Fantômette a été l’une de mes premières lectures passionnées. Petit, je dévorais ses aventures dans la «Bibliothèque rose». Mon premier héros était une héroïne. Et peut-être que, des années plus tard, Viola et les femmes fortes de mes livres viennent de là. J’hésitais au début à employer le mot «féministe» pour parler de Viola, car je ne voulais pas donner l’impression que les femmes avaient besoin de moi pour se défendre. Mais Viola est une ode à la femme libre. C’est une femme qui refuse toutes les contraintes qui sont associées à son époque, à son sexe et qui va se battre contre ses propres limites. C’est une héroïne très moderne.
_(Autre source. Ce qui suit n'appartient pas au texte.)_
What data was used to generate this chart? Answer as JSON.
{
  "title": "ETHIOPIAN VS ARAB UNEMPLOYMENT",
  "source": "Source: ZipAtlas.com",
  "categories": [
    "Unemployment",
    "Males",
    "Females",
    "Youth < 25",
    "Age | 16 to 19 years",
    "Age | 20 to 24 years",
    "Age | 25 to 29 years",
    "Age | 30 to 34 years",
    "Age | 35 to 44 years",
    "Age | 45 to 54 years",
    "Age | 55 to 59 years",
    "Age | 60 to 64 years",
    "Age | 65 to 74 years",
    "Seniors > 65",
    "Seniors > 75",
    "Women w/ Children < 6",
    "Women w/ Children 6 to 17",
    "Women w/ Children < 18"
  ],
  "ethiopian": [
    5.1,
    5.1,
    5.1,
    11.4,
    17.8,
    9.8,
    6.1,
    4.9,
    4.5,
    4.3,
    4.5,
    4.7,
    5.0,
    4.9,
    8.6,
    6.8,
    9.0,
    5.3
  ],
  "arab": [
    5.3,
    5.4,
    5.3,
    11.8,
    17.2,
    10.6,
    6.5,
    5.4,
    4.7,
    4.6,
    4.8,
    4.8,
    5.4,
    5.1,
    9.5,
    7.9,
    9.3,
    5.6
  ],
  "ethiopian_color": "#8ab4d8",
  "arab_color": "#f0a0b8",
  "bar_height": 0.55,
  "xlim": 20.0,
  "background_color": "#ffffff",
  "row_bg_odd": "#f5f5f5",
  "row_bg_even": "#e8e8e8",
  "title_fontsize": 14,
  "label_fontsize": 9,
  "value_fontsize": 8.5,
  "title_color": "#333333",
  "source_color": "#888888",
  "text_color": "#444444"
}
Outre Mimo et Viola, il y a deux autres personnages prédominants dans votre livre: l’art et l’Italie. Sont-ils indissociables?

Oui! L’Italie a tellement offert à la civilisation occidentale que j’ai du mal à dissocier ce pays de l’art. L’art est au coin de la rue. C’est absolument étonnant. Mimo parle de l’Italie comme de cette «terre de marbres et d’ordures» où des façades de marbre les plus sublimes peuvent finir dans des tas d’ordures. C’est un pays sublime. J’y suis allé pour la première fois à 15 ans et je crois que ma sensibilité à toute forme d’art s’est développée devant cette beauté permanente.